The goal of this thesis is to propose a treatment of information structure which may contribute to the generation of more varied and coherent output in an MT system than it is possible in most current approaches. The main assumption behind this work is the fact that the structure of the individual sentences in a written (technical) text is indicative of the way in which each sentence relates to the rest of the discourse. Thus, by conveniently representing the information structure of a source sentence, it is possible to choose between competing, but from a discourse perspective different syntactic structures in the target language. On the basis of a discussion of various previous approaches to the topic, a model is proposed whereby the information structure of a sentence can be represented in a unification-based formalism like HPSG by means of the three context-related features P_TOPIC, FOCUS and NEUTRAL. Specifications are then worked out for the analysis and generation of a number of linguistic constructions in Danish in terms of their syntactic, semantic and information structural properties.
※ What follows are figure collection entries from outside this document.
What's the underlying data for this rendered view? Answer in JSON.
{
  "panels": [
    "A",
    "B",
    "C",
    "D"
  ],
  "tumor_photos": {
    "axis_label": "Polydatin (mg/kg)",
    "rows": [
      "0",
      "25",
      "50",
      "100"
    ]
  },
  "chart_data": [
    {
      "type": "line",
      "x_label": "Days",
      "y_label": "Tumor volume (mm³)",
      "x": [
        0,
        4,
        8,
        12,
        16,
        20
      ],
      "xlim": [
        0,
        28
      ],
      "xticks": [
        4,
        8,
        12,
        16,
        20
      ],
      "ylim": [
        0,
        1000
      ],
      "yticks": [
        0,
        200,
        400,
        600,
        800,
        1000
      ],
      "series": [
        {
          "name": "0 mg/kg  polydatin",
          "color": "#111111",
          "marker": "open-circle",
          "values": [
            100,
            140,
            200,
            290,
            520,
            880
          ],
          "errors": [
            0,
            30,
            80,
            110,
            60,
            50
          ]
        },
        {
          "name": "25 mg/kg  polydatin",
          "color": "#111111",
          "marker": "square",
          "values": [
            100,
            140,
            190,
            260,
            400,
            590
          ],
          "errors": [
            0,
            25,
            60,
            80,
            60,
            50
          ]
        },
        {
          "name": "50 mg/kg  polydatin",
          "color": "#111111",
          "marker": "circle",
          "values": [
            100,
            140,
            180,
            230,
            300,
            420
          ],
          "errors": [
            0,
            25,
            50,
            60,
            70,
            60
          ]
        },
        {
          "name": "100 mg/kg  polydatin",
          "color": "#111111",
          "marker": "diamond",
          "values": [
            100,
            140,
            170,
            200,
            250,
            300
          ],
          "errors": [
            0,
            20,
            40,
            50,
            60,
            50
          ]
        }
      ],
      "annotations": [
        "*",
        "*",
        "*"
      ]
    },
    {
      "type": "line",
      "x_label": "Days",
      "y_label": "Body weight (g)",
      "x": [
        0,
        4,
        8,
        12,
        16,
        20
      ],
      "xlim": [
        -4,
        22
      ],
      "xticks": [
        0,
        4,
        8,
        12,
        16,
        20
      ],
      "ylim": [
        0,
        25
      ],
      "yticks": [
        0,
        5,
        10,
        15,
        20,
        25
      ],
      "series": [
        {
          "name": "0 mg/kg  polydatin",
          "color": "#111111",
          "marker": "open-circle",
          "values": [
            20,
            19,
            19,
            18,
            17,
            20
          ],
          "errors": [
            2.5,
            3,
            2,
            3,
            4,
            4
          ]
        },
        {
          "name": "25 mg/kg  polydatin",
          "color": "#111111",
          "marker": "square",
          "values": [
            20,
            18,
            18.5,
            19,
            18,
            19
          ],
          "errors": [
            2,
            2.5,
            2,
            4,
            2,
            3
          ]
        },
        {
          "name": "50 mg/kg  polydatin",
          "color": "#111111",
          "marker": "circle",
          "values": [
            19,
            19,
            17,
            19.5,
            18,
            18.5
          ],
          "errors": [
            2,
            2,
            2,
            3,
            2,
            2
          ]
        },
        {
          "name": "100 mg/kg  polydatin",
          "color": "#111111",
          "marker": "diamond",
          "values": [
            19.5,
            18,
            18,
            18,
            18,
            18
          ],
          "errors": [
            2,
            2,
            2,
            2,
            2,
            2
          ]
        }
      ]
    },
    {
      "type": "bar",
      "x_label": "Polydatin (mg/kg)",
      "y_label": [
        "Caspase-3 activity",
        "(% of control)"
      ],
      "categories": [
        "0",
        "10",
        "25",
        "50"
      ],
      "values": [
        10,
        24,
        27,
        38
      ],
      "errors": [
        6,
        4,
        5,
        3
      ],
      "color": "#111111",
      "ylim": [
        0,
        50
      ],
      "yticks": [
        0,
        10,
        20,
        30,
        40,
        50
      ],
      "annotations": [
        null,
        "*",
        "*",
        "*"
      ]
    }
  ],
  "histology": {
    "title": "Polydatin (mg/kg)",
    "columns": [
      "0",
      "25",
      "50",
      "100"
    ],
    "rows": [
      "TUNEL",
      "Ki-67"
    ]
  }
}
The issues dealt with range from the computation of the information structure of unmarked declarative sentences, which is achieved through heuristic principles based on definiteness, word order, and semantic properties of certain constituents, to the analysis and generation of clefts, existential sentences, topicalisation and extraposition. In all these cases, it is shown that adding the information structural layer of analysis to the syntactic and semantic analyses of the input make it possible to account for the linguistic facts in a more accurate and complete way. Some of the specifications proposed have been implemented in the ALEP engineering platform: the positive results of the implementation provide an additional confirmation of the soundness of the model adopted.